Insights from Bush Institute immigration expert Laura Collins
The United States is experiencing a drop in foreign tourism, declining foreign college student enrollment, and a reduction in the number of foreign-born workers in the labor force. At least at the moment, the enforcement policies have had a chilling effect on legal migration.
It’s unclear just how much damage these reductions will cause in the aggregate, but some industries and communities are already feeling pain. American communities and American workers suffer when we do not have immigration policies designed to promote U.S. economic growth.
The enforcement policies have achieved many of the Trump Administration’s goals, especially with regard to the border. But enforcement without concurrent openness to immigrant contributions is destined to leave us poorer. I’m hopeful that these current lower numbers can serve as the warning we need to look ahead and build an immigration policy that welcomes immigration and ensures our future prosperity, vitality, and security.
Figure of the Month
55 million
Associated Press reports that the current administration is reviewing all 55 million visa holders for potential immigration ineligibility.
Data Dive
- Around 120,000 Ukrainians on humanitarian parole may lose their legal protection to remain in the United States if the Trump Administration lets Uniting for Ukraine, which welcomed Ukrainians fleeing the Russian invasion, lapse this month.

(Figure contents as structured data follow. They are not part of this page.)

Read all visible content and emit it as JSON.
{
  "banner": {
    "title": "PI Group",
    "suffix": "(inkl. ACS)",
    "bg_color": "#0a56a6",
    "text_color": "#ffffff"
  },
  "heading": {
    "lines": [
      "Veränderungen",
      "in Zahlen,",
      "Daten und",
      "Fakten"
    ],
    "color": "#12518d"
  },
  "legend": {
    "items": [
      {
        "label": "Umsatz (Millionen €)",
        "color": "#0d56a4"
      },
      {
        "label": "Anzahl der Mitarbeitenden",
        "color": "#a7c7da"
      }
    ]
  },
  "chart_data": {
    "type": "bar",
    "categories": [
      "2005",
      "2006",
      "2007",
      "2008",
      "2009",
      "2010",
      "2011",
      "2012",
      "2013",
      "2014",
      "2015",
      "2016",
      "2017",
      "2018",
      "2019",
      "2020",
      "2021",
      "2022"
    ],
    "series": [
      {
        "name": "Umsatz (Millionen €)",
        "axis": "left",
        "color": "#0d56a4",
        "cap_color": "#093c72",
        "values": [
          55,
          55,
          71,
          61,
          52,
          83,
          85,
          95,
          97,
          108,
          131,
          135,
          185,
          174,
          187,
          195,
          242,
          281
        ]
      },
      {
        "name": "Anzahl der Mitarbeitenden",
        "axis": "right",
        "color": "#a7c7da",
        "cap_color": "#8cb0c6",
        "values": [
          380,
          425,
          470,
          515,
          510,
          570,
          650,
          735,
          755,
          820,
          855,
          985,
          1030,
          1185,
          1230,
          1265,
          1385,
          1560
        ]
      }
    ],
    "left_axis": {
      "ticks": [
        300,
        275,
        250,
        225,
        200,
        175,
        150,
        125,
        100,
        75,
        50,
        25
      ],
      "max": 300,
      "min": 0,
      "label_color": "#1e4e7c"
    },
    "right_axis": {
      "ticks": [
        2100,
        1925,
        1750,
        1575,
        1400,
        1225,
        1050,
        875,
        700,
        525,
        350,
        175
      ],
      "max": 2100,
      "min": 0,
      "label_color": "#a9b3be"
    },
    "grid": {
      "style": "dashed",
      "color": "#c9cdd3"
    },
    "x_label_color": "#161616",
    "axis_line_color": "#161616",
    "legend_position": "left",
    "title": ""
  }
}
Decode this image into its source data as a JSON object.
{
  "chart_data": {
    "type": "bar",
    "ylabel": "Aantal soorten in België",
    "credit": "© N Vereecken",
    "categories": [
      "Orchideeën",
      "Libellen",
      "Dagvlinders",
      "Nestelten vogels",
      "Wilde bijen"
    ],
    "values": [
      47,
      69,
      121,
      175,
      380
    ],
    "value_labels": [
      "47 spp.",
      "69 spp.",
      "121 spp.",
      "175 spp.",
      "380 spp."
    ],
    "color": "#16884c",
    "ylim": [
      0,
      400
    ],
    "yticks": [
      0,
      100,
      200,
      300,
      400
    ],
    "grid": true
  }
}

- Immigration and Customs Enforcement (ICE) launched a massive recruitment campaign to hire 10,000 new agents to meet President Trump’s goal of deporting 1 million immigrants per year, NBC News reports. The agency has lowered the minimum age requirement to 18 years old and and is offering new recruits up to $50,000 in signing bonuses, $60,000 in student loan repayments, as well as retirement benefits.
- A Stateline analysis shows that only 40% of ICE arrests this year involved individuals with criminal convictions – down from 53% during the same period in 2024. Meanwhile, arrests of people with no convictions nearly tripled, rising to 60% of total ICE arrests.
- Mass deportation continues to be antigrowth economic policy: The Penn Wharton Budget Model estimates that removing 10% of the nation’s undocumented immigrants each year would increase the federal deficit by $350 billion and shrink GDP by 1% within just four years. Over 10 years, the cost to the federal government would rise to $987 billion, GDP would decrease by 3.3%, and wages would fall by 1.7%.
- Reuters reports the Trump Administration will have a refugee ceiling of 40,000 for the next fiscal year, with most of the slots designated for White South Africans. This is a significant drop from the prior administration, which admitted over 100,000 refugees in fiscal year 2024.
What I’m Reading
- The BBC reports on Battle Buddies, a group of U.S. military veterans who have begun accompanying Afghan asylum seekers to their immigration court dates. Battle Buddies was founded by AfghanEvac founder Shawn VanDiver after Sayed Naser, an Afghan who says he worked for the U.S. military, was detained when he appeared for his mandatory immigration court hearing related to his asylum request.
- In Foreign Affairs, Alexander Kustov, Assistant Professor of Political Science at the University of North Carolina at Charlotte, makes the case for targeted immigration policies that “help voters recognize immigration’s benefits to their country.”
- The 1% remittance tax passed by Congress seems small. But to foreign born workers supporting their families with their American wages, it could be significant.
- The Niskanen Center’s Owen Tritt has an important piece about the riskiness of reassigning other federal law enforcement officers to immigration enforcement. At least 6,700 federal employees across the FBI, the IRS, the Bureau of Alcohol, Tobacco, Firearms and Explosives (ATF), and other agencies have been reassigned to support deportation efforts.
- José R. Ralat, Texas Monthly’s taco editor, spoke with taqueria owners about how ICE raids are impacting their businesses, with steep declines in sales, empty dining rooms, and a general anxiety pervading their communities.
- The Barbed Wire writes about the nearly 1 million K-12 students in Texas with at least one undocumented parent and the widespread fear of immigration enforcement near schools.
Bush Institute Insights
- In a recent episode of The Strategerist podcast, host Andrew Kaufmann and Global Policy Director Natalie Gonnella-Platts sat down with Shawn VanDiver, founder and President of the Afghan Evac coalition, to discuss the relocation and resettlement of Afghan allies, the expiration of temporary protected status (TPS), and why all Americans should care about Afghanistan.